Bu Ülkede Siyasi partiler yoktur. Bu yüzden genel seçim de yapılmamakta. Haber yerel seçimlerle ilgili. BBC haberinde şöyle bir haber vardı. Suudi Arabistan’da kadınlar ilk kez oy kullanıyor! (1) Bu haber yapıldığında yıl 2015. Kuruluşundan günümüze pek seçimin yapılmadığı Suudi Arabistan 1965-2005 yılları arasında hiç seçim yapmamakla birlikte üçüncü seçimi olacaktı. Suudi Arabistan tarihinde kadınlar ilk kez hem aday hem de seçmen olarak belediye seçimlerine katıldı. 5398 erkek 978 kadın yerel seçimlerde adaylığını koydu. Kadın seçmenler bir paravan arkasından seçmenlerine seslendi. Seçmen olarak da 1 milyon 350 bine yakın erkek 130 bin de kadın oy kullanmak için kayıt yaptı.

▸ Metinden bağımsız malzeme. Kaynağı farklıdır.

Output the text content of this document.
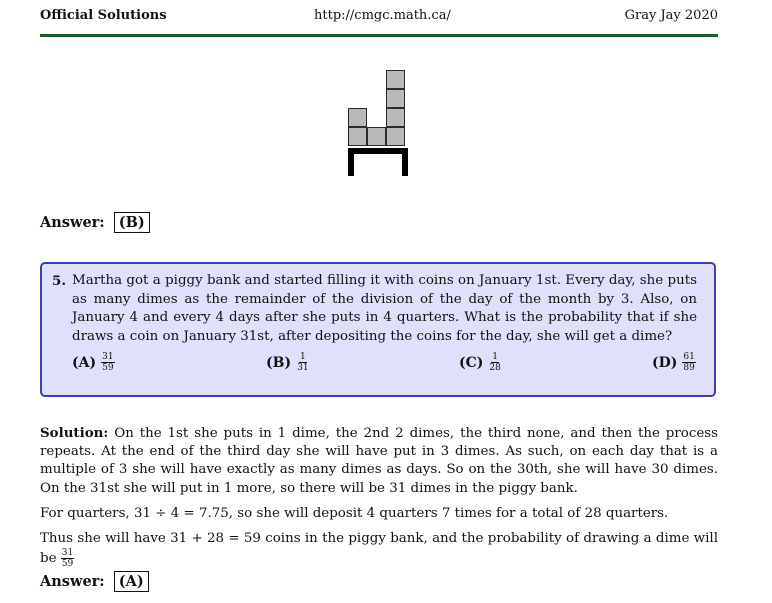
Official Solutions	http://cmgc.math.ca/	Gray Jay 2020
Answer: (B)
5. Martha got a piggy bank and started filling it with coins on January 1st. Every day, she puts as many dimes as the remainder of the division of the day of the month by 3. Also, on January 4 and every 4 days after she puts in 4 quarters. What is the probability that if she draws a coin on January 31st, after depositing the coins for the day, she will get a dime?
$(A) \frac{31}{59}$	$(B) \frac{1}{31}$	$(C) \frac{1}{28}$	$(D) \frac{61}{89}$
Solution: On the 1st she puts in 1 dime, the 2nd 2 dimes, the third none, and then the process repeats. At the end of the third day she will have put in 3 dimes. As such, on each day that is a multiple of 3 she will have exactly as many dimes as days. So on the 30th, she will have 30 dimes. On the 31st she will put in 1 more, so there will be 31 dimes in the piggy bank.
For quarters, 31 ÷ 4 = 7.75, so she will deposit 4 quarters 7 times for a total of 28 quarters.
Thus she will have 31 + 28 = 59 coins in the piggy bank, and the probability of drawing a dime will be $\frac{31}{59}$
Answer: (A)
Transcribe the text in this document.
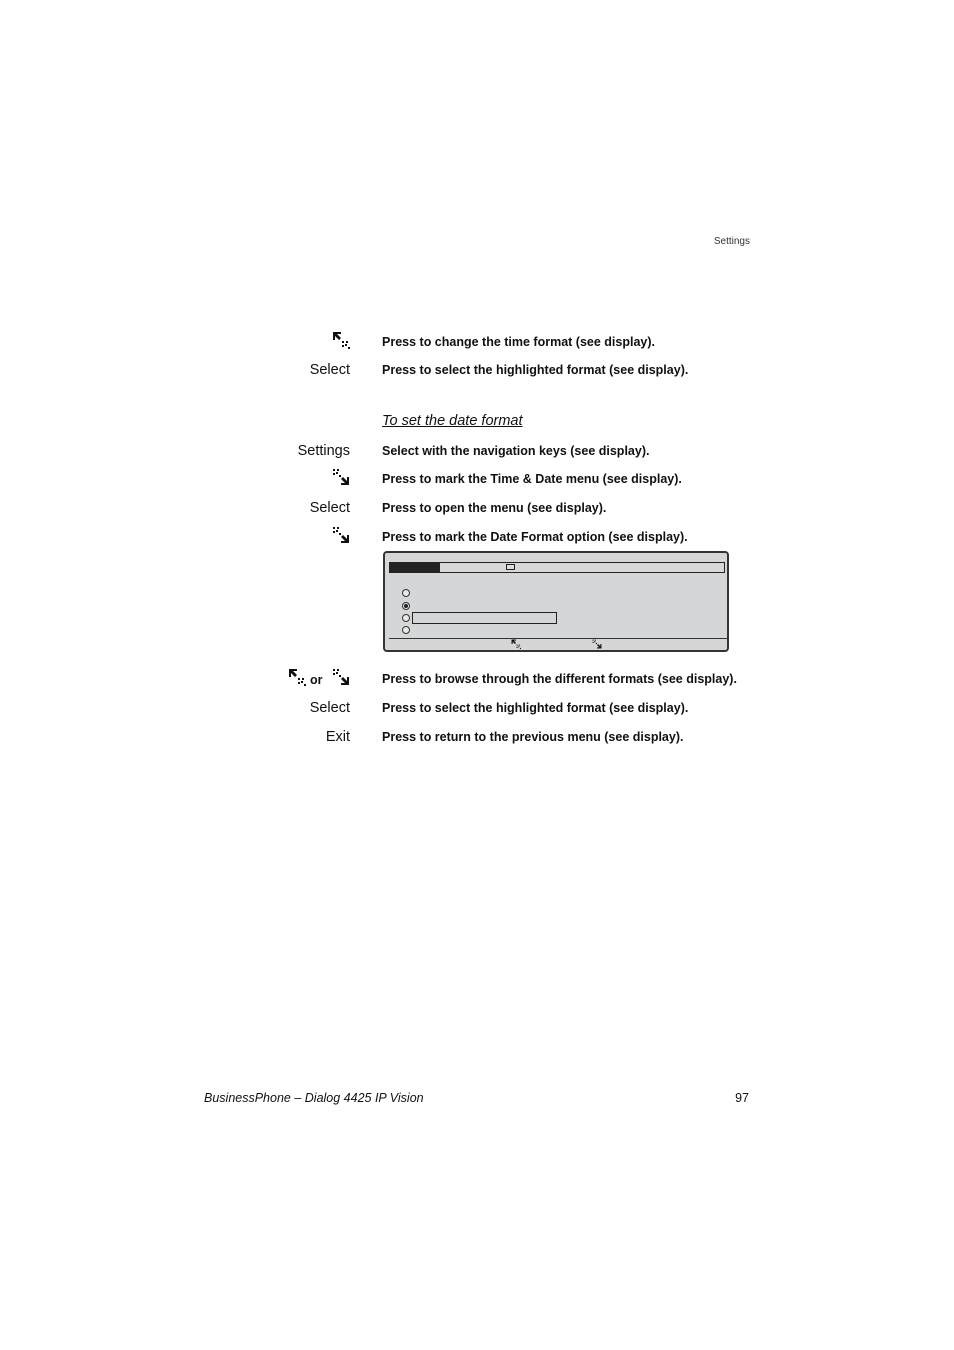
Settings
Press to change the time format (see display).
Select	Press to select the highlighted format (see display).
To set the date format
Settings	Select with the navigation keys (see display).
Press to mark the Time & Date menu (see display).
Select	Press to open the menu (see display).
Press to mark the Date Format option (see display).
or	Press to browse through the different formats (see display).
Select	Press to select the highlighted format (see display).
Exit	Press to return to the previous menu (see display).
BusinessPhone – Dialog 4425 IP Vision	97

Dini fundamentalistler, toplumsal cinsiyeti dinen getirilmiş bir ayrım olarak görürler ve böylece, sosyal ve siyasi örgütlenme için gerekli bir özellik olarak ele alıyorlar. Dolayısıyla ataerkil yapılar erkeklerin liderliği doğal ve istenilen bir durum olarak görülür. Kadınların açık gezinememesi, kadınların toplu alanda çalışamaması, kadınların sadece çocuklarına bakması ve hatta kadınların cinsel objeden başka bir şekilde görülmemesi aslında bŞeriatın ne kadar yanlış yorumlandığını gösteriyor. Oysaki Kur’an’daki her şey gerçekten okunmuş olsaydı ve farklı niyetlerle yorumlanmamış olsaydı İslamiyet’te Kadının Kutsallığı, Kadının varlığı ile ilgili çok güzel şeyler görecektik. Özellikle buradan İslam’ı kullanıp çoklu evlilik yapan ırz düşmanlarına ve onların tuzağına düşen Hanımefendilere seslenmek istiyorum. İslam’da fıkhında ne kadar da dört eş helaldir dense de erkek için hayırlı olan bir eştir. Bunu sapık zihniyetlerinize alet etmeyin lütfen bunu.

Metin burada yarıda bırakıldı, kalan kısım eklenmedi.